VICTIM. Allied Film Makers, UK, 1961. Dirk Bogarde, Sylvia Syms, Dennis Price, Peter McEnery, Derren Nesbitt, John Barrie, Hilton Edwards, Margaret Diamond. Written by Janet Green and John McCormick. Directed by Basil Dearden.

   This is gripping and unusual: A film with a Cause that doesn’t pound a drum or beat its chest, content to make its case with a taut, involving, thriller-style story.

   Peter McEnery opens the film as a young man on the run from the law, desperately seeking help from a rather odd circle of acquaintances who either can’t do much or reject him outright, including Dirk Bogarde as a rising and happily married barrister, who threatens to call the Police if McEnery bothers him again.

   This sets the tone for a noirish chase film, sustained even after McEnery gets busted and kills himself in Jail, which is when Dirk learns McEnery was being blackmailed for illegal homosexual activit — and died trying to protect him. Filled with grief and anger, he resolves to go after the blackmailers responsible for the death of a man whose only crime was loving him.

   Of course it’s not all that simple, not for a married man, and to their credit the makers of this film give due regard to the emotional conflicts of his wife (Sylvia Sims) without slowing the pace a bit. In fact, we very quickly get the idea that Dirk is up against something big and very nasty. There’s a sinister blind man who overhears the gossip at a crypto-gay bar and plots to make “collections;” a well-dressed habitué who seems to keep a sharp eye on everyone there, and a beefy young man on a motorcycle who just enjoys breaking things.

   Faced with massive odds, Bogarde pushes through the seamy underworld with only his wits and his own resolve for support, and in a nice bit of understated irony finds himself shunned by the people he’s trying to help—just as he dismissed McEnery early on.

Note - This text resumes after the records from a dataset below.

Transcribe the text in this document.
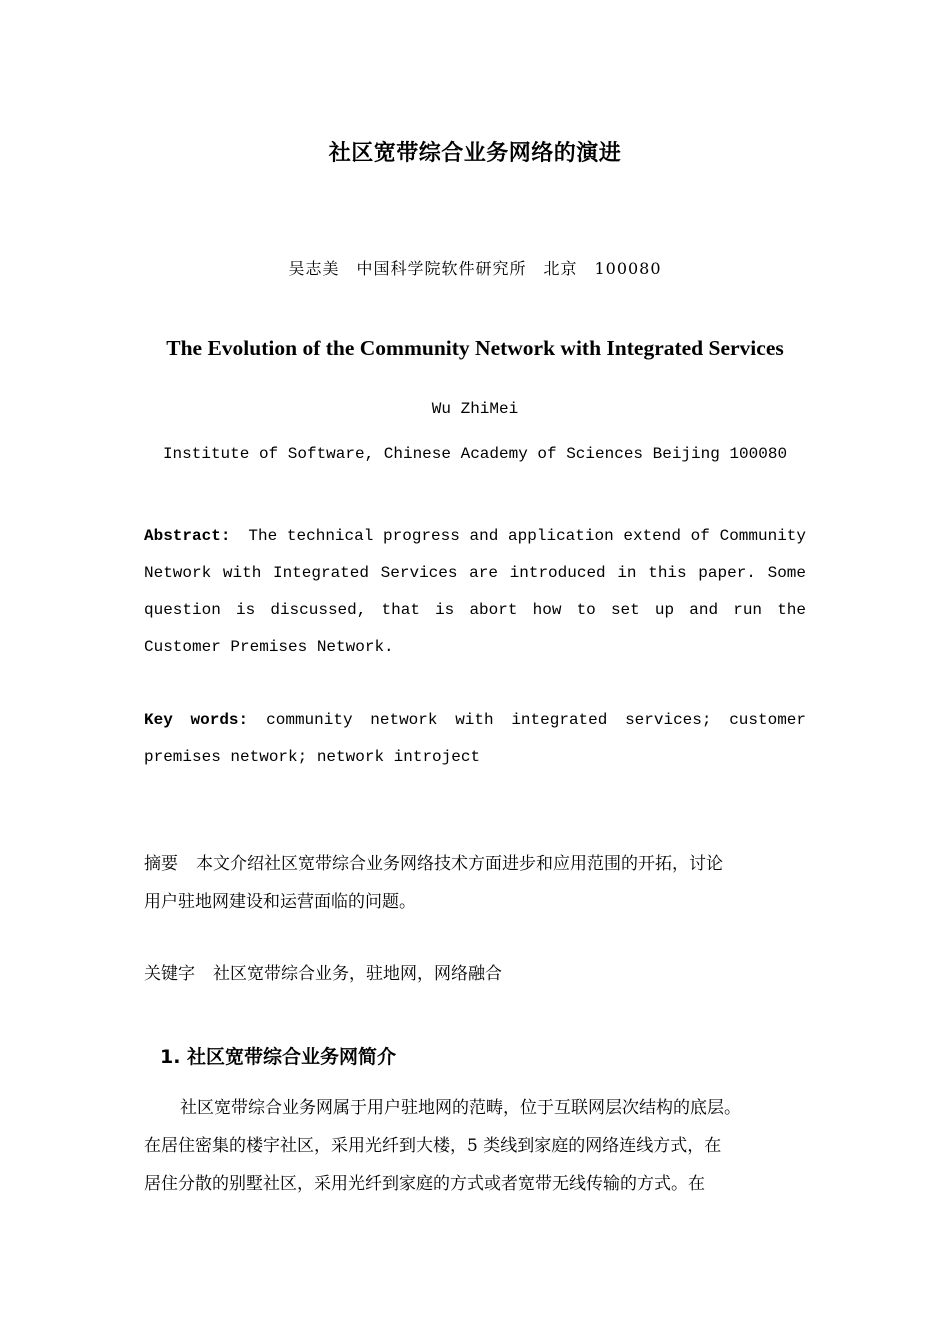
社区宽带综合业务网络的演进
吴志美　中国科学院软件研究所　北京　100080
The Evolution of the Community Network with Integrated Services
Wu ZhiMei
Institute of Software, Chinese Academy of Sciences Beijing 100080
Abstract: The technical progress and application extend of Community
Network with Integrated Services are introduced in this paper. Some
question is discussed, that is abort how to set up and run the
Customer Premises Network.
Key words: community network with integrated services; customer
premises network; network introject
摘要 本文介绍社区宽带综合业务网络技术方面进步和应用范围的开拓，讨论
用户驻地网建设和运营面临的问题。
关键字 社区宽带综合业务，驻地网，网络融合
1. 社区宽带综合业务网简介
社区宽带综合业务网属于用户驻地网的范畴，位于互联网层次结构的底层。
在居住密集的楼宇社区，采用光纤到大楼，5 类线到家庭的网络连线方式，在
居住分散的别墅社区，采用光纤到家庭的方式或者宽带无线传输的方式。在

   Along the way we get a bit of social commentary from sympathetic players who deplore the laws against homosexual conduct (this is 1961 remember), but they don’t stop the action to make speeches about it, and toward the end, writers Green & McCormick (a married couple with some fine films to their credit) indulge in a delightful bit of misdirection before confronting Bogarde and the viewer with the evil genius behind the blackmail racket.

   And it’s here where Victim really excels. I won’t reveal the surprise, but the identities and motives of the “Gang” but they really ring true, adding a frisson of personal insight to a film that was already a dandy noir thriller. Catch this one.